Dichiariamo subito quello che andrebbe tenuto sotto la più grande cappa di silenzio. Chi redige le parole che, vostro malgrado, scorrono sullo schermo non mastica punk-hardocore da un po’, tanto che alla vigilia dell’ascolto di “Last Building Burning” dei Cloud Nothings un piccolo brivido di paura e di inadeguatezza ha bruscamente interrotto la beatitudine placida del pomeriggio domenicale.

Mal gliene incolse, perché questo disco senza fronzoli, buttato a tutta velocità sul cemento in rovina di una vecchia periferia di Cleveland, ha davvero la stazza di un monumento eretto alla pura classicità.

Non ingannino il lettore questi giochi retorici tesi più al sollazzo che al depistaggio: non ci sono pezzi qui contenuti che non valgano l’ascolto ai posteri, ereditando, loro, almeno un po’ di buono che il rock porta, malgrado tutto, ancora in dote nell’anno del signore 2018.

E, diamine, se c’è ancora uno stigma marchiato a fuoco del punk, perché di questo si tratta, in qualunque modo declinato, questo ha a che fare con la rabbia, con la frustrazione, con il trascinarsi a tutti i costi nella vita, ogni giorno di ordinaria agonia presupponendo l’emancipazione, da sé stessi innanzitutto.

Il merito della band americana, a febbraio bazzicante la penisola, in terra lombrosiana più precisamente, è quello che sembra essere, invece, il grande trauma di oggi: la rabbia abbigliata di sicumera e utilizzata come arma appuntita da infilzare nelle piazze di ogni ordine e grado, vere o virtuali che siano. Lo scheletro melodico che percorre come un canale tutta l’opera si erge a unico e solo antidoto alla violenza a briglie sciolte di torme dall’infinito blaterìo.

Per una On an Edge, rigurgito di sempiterne sconfitte e rivalsa di chi ha l’orgoglio ferito ma non fiaccato, c’è e ci sarà sempre una Offer an End, una So Right So Clean. Capitoli della stessa antologia emozionale, di un ventaglio che scandisce ritmicamente le accensioni d’ira, e che copre tutte le variabili dell’incomunicabilità.
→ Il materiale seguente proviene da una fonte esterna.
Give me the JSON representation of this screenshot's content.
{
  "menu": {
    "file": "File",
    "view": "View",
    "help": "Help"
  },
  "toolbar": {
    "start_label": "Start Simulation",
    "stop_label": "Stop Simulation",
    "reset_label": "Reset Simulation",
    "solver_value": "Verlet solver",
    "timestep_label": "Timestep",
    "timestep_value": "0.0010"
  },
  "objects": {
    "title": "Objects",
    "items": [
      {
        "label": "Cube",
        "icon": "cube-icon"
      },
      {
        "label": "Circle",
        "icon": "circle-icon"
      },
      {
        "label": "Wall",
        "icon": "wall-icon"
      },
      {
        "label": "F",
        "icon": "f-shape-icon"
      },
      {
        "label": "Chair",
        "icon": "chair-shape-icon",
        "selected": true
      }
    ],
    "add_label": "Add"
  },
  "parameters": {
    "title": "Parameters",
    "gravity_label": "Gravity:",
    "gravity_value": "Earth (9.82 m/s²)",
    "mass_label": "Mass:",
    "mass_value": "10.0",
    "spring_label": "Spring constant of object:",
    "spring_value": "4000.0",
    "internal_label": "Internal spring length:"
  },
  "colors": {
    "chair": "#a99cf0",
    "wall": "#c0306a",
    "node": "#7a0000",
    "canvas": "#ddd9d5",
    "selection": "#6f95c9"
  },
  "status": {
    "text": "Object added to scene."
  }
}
Affiora alla mente un’istantanea dalla performance “La storia infinita di Marina e Ulay”, sicuramente tra le cose migliori dell’Abramovic: due figure, una di fronte all’altra, uomo e donna, intenti a urlarsi come se non ci fosse la minima possibilità, o peggio la volontà, di capirsi, di dialogare.

Una volta, e per tutte, dovremmo ringraziare i Cloud Nothings perché con il loro urlo distorto e lancinante disattendono con spavalda contrarietà l’armamentario degli arrabbiati di professione e ci dicono che indignazione e dignità vanno a braccetto, l’una l’istinto e l’altra la sintesi di ogni possibile cambiamento.

Se ancora vogliamo puntare sull’umanesimo, è necessario non privarsi di un certo tipo di Rock, di cui questa band pare volerne fare parte, tenacemente, al punto da considerare il mondo ancora un posto da redimere.